We saw in Houston four years ago that value add apartments our partner had fared very well, occupancy and rents stayed steady while oil plummeted and oil related jobs fled, while class A (new apts) occupancy fell a lot more and owners had to offer concessions.  My friend @Paul Moore @Paul Moore has a great book out called the Perfect Investment that also shares this fact.  During the 2008 downturn, MF delinquency rate on mortgages was 1% while SF homes was 4-5%...exclude Miami, Phoenix and Las Vegas, and MF delinquency was almost nil.  So, it just depends on several factors but I would summarize that if you are in the strongest markets that are not speculative, buying or in properties with conservative numbers, have adequate reserves, rents a bit under market you should be able to ride it out.  

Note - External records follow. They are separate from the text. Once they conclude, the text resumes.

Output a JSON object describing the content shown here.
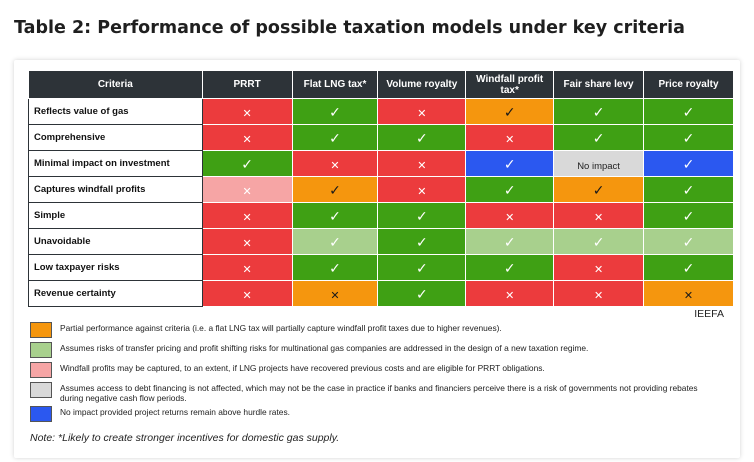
{
  "title": "Table 2: Performance of possible taxation models under key criteria",
  "table": {
    "headers": [
      "Criteria",
      "PRRT",
      "Flat LNG tax*",
      "Volume royalty",
      "Windfall profit tax*",
      "Fair share levy",
      "Price royalty"
    ],
    "rows": [
      {
        "label": "Reflects value of gas",
        "cells": [
          {
            "color": "#ec3b3d",
            "mark": "cross"
          },
          {
            "color": "#3fa014",
            "mark": "check"
          },
          {
            "color": "#ec3b3d",
            "mark": "cross"
          },
          {
            "color": "#f5960e",
            "mark": "check"
          },
          {
            "color": "#3fa014",
            "mark": "check"
          },
          {
            "color": "#3fa014",
            "mark": "check"
          }
        ]
      },
      {
        "label": "Comprehensive",
        "cells": [
          {
            "color": "#ec3b3d",
            "mark": "cross"
          },
          {
            "color": "#3fa014",
            "mark": "check"
          },
          {
            "color": "#3fa014",
            "mark": "check"
          },
          {
            "color": "#ec3b3d",
            "mark": "cross"
          },
          {
            "color": "#3fa014",
            "mark": "check"
          },
          {
            "color": "#3fa014",
            "mark": "check"
          }
        ]
      },
      {
        "label": "Minimal impact on investment",
        "cells": [
          {
            "color": "#3fa014",
            "mark": "check"
          },
          {
            "color": "#ec3b3d",
            "mark": "cross"
          },
          {
            "color": "#ec3b3d",
            "mark": "cross"
          },
          {
            "color": "#2b58f0",
            "mark": "check"
          },
          {
            "color": "#d9d9d9",
            "mark": "text",
            "text": "No impact"
          },
          {
            "color": "#2b58f0",
            "mark": "check"
          }
        ]
      },
      {
        "label": "Captures windfall profits",
        "cells": [
          {
            "color": "#f6a5a5",
            "mark": "cross"
          },
          {
            "color": "#f5960e",
            "mark": "check"
          },
          {
            "color": "#ec3b3d",
            "mark": "cross"
          },
          {
            "color": "#3fa014",
            "mark": "check"
          },
          {
            "color": "#f5960e",
            "mark": "check"
          },
          {
            "color": "#3fa014",
            "mark": "check"
          }
        ]
      },
      {
        "label": "Simple",
        "cells": [
          {
            "color": "#ec3b3d",
            "mark": "cross"
          },
          {
            "color": "#3fa014",
            "mark": "check"
          },
          {
            "color": "#3fa014",
            "mark": "check"
          },
          {
            "color": "#ec3b3d",
            "mark": "cross"
          },
          {
            "color": "#ec3b3d",
            "mark": "cross"
          },
          {
            "color": "#3fa014",
            "mark": "check"
          }
        ]
      },
      {
        "label": "Unavoidable",
        "cells": [
          {
            "color": "#ec3b3d",
            "mark": "cross"
          },
          {
            "color": "#a8d08d",
            "mark": "check"
          },
          {
            "color": "#3fa014",
            "mark": "check"
          },
          {
            "color": "#a8d08d",
            "mark": "check"
          },
          {
            "color": "#a8d08d",
            "mark": "check"
          },
          {
            "color": "#a8d08d",
            "mark": "check"
          }
        ]
      },
      {
        "label": "Low taxpayer risks",
        "cells": [
          {
            "color": "#ec3b3d",
            "mark": "cross"
          },
          {
            "color": "#3fa014",
            "mark": "check"
          },
          {
            "color": "#3fa014",
            "mark": "check"
          },
          {
            "color": "#3fa014",
            "mark": "check"
          },
          {
            "color": "#ec3b3d",
            "mark": "cross"
          },
          {
            "color": "#3fa014",
            "mark": "check"
          }
        ]
      },
      {
        "label": "Revenue certainty",
        "cells": [
          {
            "color": "#ec3b3d",
            "mark": "cross"
          },
          {
            "color": "#f5960e",
            "mark": "cross"
          },
          {
            "color": "#3fa014",
            "mark": "check"
          },
          {
            "color": "#ec3b3d",
            "mark": "cross"
          },
          {
            "color": "#ec3b3d",
            "mark": "cross"
          },
          {
            "color": "#f5960e",
            "mark": "cross"
          }
        ]
      }
    ]
  },
  "source": "IEEFA",
  "legend": [
    {
      "color": "#f5960e",
      "text": "Partial performance against criteria (i.e. a flat LNG tax will partially capture windfall profit taxes due to higher revenues)."
    },
    {
      "color": "#a8d08d",
      "text": "Assumes risks of transfer pricing and profit shifting risks for multinational gas companies are addressed in the design of a new taxation regime."
    },
    {
      "color": "#f6a5a5",
      "text": "Windfall profits may be captured, to an extent, if LNG projects have recovered previous costs and are eligible for PRRT obligations."
    },
    {
      "color": "#d9d9d9",
      "text": "Assumes access to debt financing is not affected, which may not be the case in practice if banks and financiers perceive there is a risk of governments not providing rebates during negative cash flow periods."
    },
    {
      "color": "#2b58f0",
      "text": "No impact provided project returns remain above hurdle rates."
    }
  ],
  "note": "Note: *Likely to create stronger incentives for domestic gas supply."
}
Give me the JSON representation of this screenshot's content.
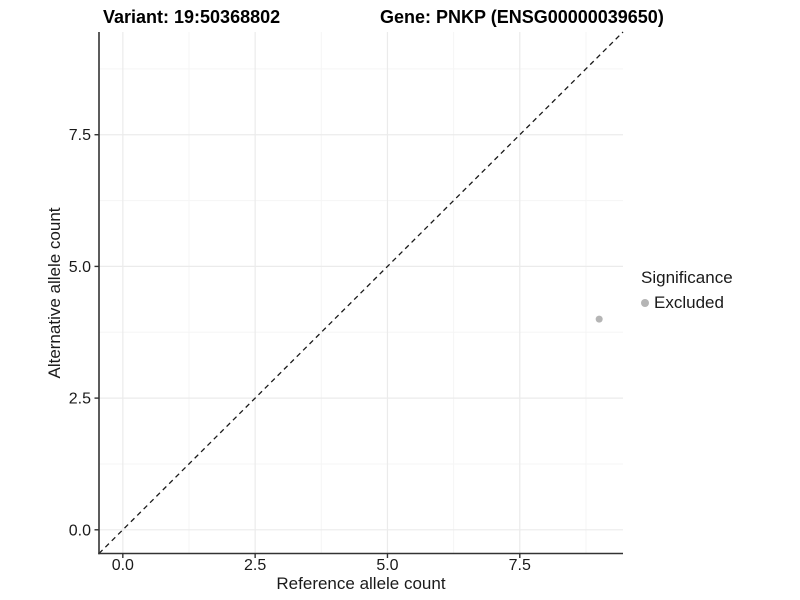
{
  "chart_data": {
    "type": "scatter",
    "title_left": "Variant: 19:50368802",
    "title_right": "Gene: PNKP (ENSG00000039650)",
    "xlabel": "Reference allele count",
    "ylabel": "Alternative allele count",
    "xlim": [
      -0.45,
      9.45
    ],
    "ylim": [
      -0.45,
      9.45
    ],
    "xticks": [
      0,
      2.5,
      5,
      7.5
    ],
    "xtick_labels": [
      "0.0",
      "2.5",
      "5.0",
      "7.5"
    ],
    "yticks": [
      0,
      2.5,
      5,
      7.5
    ],
    "ytick_labels": [
      "0.0",
      "2.5",
      "5.0",
      "7.5"
    ],
    "minor_ticks": [
      1.25,
      3.75,
      6.25,
      8.75
    ],
    "grid": true,
    "reference_line": {
      "type": "identity y=x",
      "style": "dashed"
    },
    "series": [
      {
        "name": "Excluded",
        "color": "#b5b5b5",
        "points": [
          {
            "x": 9,
            "y": 4
          }
        ]
      }
    ],
    "legend": {
      "title": "Significance",
      "position": "right",
      "items": [
        {
          "label": "Excluded",
          "color": "#b5b5b5",
          "marker": "circle"
        }
      ]
    }
  },
  "colors": {
    "background": "#ffffff",
    "grid_major": "#ebebeb",
    "grid_minor": "#f5f5f5",
    "axis_line": "#333333",
    "tick_mark": "#333333",
    "text": "#1a1a1a",
    "reference_line": "#1a1a1a"
  }
}
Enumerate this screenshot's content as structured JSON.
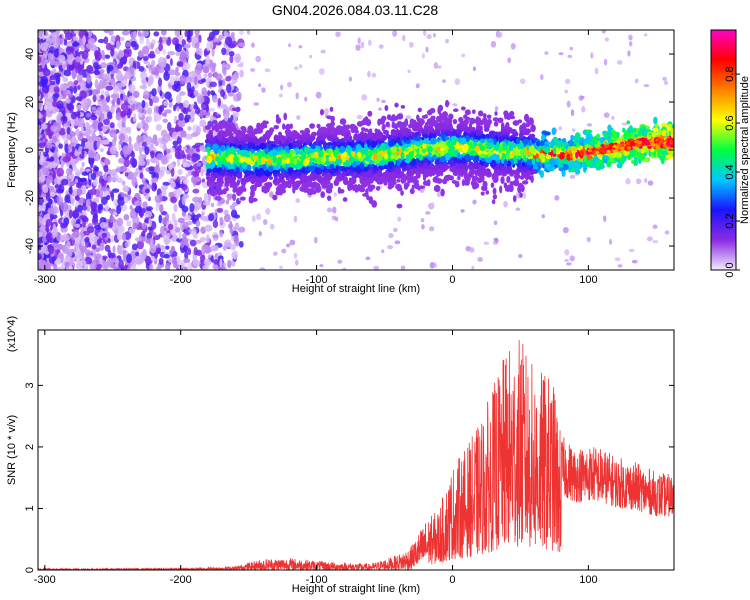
{
  "title": "GN04.2026.084.03.11.C28",
  "chart_data": [
    {
      "type": "heatmap",
      "name": "spectrogram",
      "xlabel": "Height of straight line (km)",
      "ylabel": "Frequency (Hz)",
      "xlim": [
        -305,
        163
      ],
      "ylim": [
        -50,
        50
      ],
      "xticks": [
        -300,
        -200,
        -100,
        0,
        100
      ],
      "xtick_labels": [
        "-300",
        "-200",
        "-100",
        "0",
        "100"
      ],
      "yticks": [
        -40,
        -20,
        0,
        20,
        40
      ],
      "ytick_labels": [
        "-40",
        "-20",
        "0",
        "20",
        "40"
      ],
      "ridge": {
        "x": [
          -175,
          -150,
          -125,
          -100,
          -75,
          -50,
          -25,
          0,
          25,
          50,
          65,
          80,
          100,
          120,
          140,
          163
        ],
        "y": [
          -3,
          -4,
          -4,
          -3,
          -3,
          -2,
          0,
          1,
          0,
          -1,
          -2,
          -2,
          -1,
          1,
          3,
          3
        ]
      },
      "colorbar": {
        "label": "Normalized spectral amplitude",
        "range": [
          0,
          0.98
        ],
        "ticks": [
          0.0,
          0.2,
          0.4,
          0.6,
          0.8
        ],
        "tick_labels": [
          "0.0",
          "0.2",
          "0.4",
          "0.6",
          "0.8"
        ],
        "colors": [
          "#f2ecff",
          "#8a2be2",
          "#1a14ff",
          "#00c8ff",
          "#00ff40",
          "#ffff00",
          "#ff8000",
          "#ff0000",
          "#ff00c8"
        ]
      },
      "grid": false
    },
    {
      "type": "line",
      "name": "snr",
      "xlabel": "Height of straight line (km)",
      "ylabel": "SNR (10 * v/v)",
      "yscale_label": "(x10^4)",
      "xlim": [
        -305,
        163
      ],
      "ylim": [
        0,
        3.9
      ],
      "xticks": [
        -300,
        -200,
        -100,
        0,
        100
      ],
      "xtick_labels": [
        "-300",
        "-200",
        "-100",
        "0",
        "100"
      ],
      "yticks": [
        0,
        1,
        2,
        3
      ],
      "ytick_labels": [
        "0",
        "1",
        "2",
        "3"
      ],
      "color": "#ee3333",
      "envelope": {
        "x": [
          -305,
          -200,
          -160,
          -140,
          -120,
          -100,
          -80,
          -60,
          -40,
          -30,
          -20,
          -10,
          0,
          10,
          20,
          30,
          40,
          50,
          60,
          70,
          75,
          80,
          90,
          100,
          110,
          120,
          130,
          140,
          150,
          163
        ],
        "y": [
          0.02,
          0.03,
          0.06,
          0.18,
          0.2,
          0.15,
          0.12,
          0.1,
          0.25,
          0.4,
          0.8,
          1.0,
          1.7,
          2.0,
          2.4,
          3.0,
          3.6,
          3.8,
          3.3,
          3.2,
          3.0,
          2.2,
          2.0,
          2.05,
          2.0,
          1.85,
          1.8,
          1.7,
          1.6,
          1.55
        ]
      },
      "grid": false
    }
  ]
}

@James Gleeson , I have seen 3 really bad market crashes and several little ones.  If I had been able to predict them I would be rich.  Even though I saw some patterns, I was too broke trying to survive to really take advantage of the crashes or recoveries.  A slow down is one thing, but a melt down is whole nother deal.  Everyone really believes the sky is falling.  Despite all the wishing from folks who wish they had bought after the 2008 meltdown, When 12 houses you own go from 1.2 million to $800K in value it is dam hard to get yourself to run out and but 12 more houses.  This especially true if you are upside down on any of these or start losing renters.  A lot of folks were abler to ride it our who had lots of equity or low payments.  In Las Vegas it was only 4 or 5 years before the market came back pretty strong, in Detroit it was 10 to 20 years and many parts are still struggling.  Not many survived Detroit in the bad hit areas.  Keep in mind some folks were buying with no or very little money down so they went upside down very bad.  Many were leveraging like mad and counting on appreciation to make their money, some just couldn't get enough rent to make the mortgage payment.  Investors were pretty badly panicked.  Many of the folks who bought a lot and did well were newcomers who did not have a dozen houses they were trying to save.  @Jay Hinrichs ended up foreclosing on hundreds of house and probably was wondering if he would survive this or not and he is as cagey as they come.  Having safe margins of leverage is pretty important, as well as good rent to mortgage payment ratios.  Even more scary is local crashes that are not nationwide.  The closing of a major local business, a sudden raise in prices of a commodity like gas, or a sudden drop in price, like gas can make or break many markets.  My market is in decline.  Nation wide things are booming, here it took me 2 months to rent the second nicest house in my portfolio.  It is rare to have that house open for 2 weeks.  I have even dropped the price on several houses this year to get a good tenant.  Folks who leverage hard can have 2 or 3 times as many houses when the economy is booming and can become rich much faster, but in a down market they are upside down on 30 houses instead of in the black on 12 houses.  The risk and rewards are greater with leverage. A lot of folks mistake being a genius in an up market for just dumb luck.  Sooner or later luck runs out.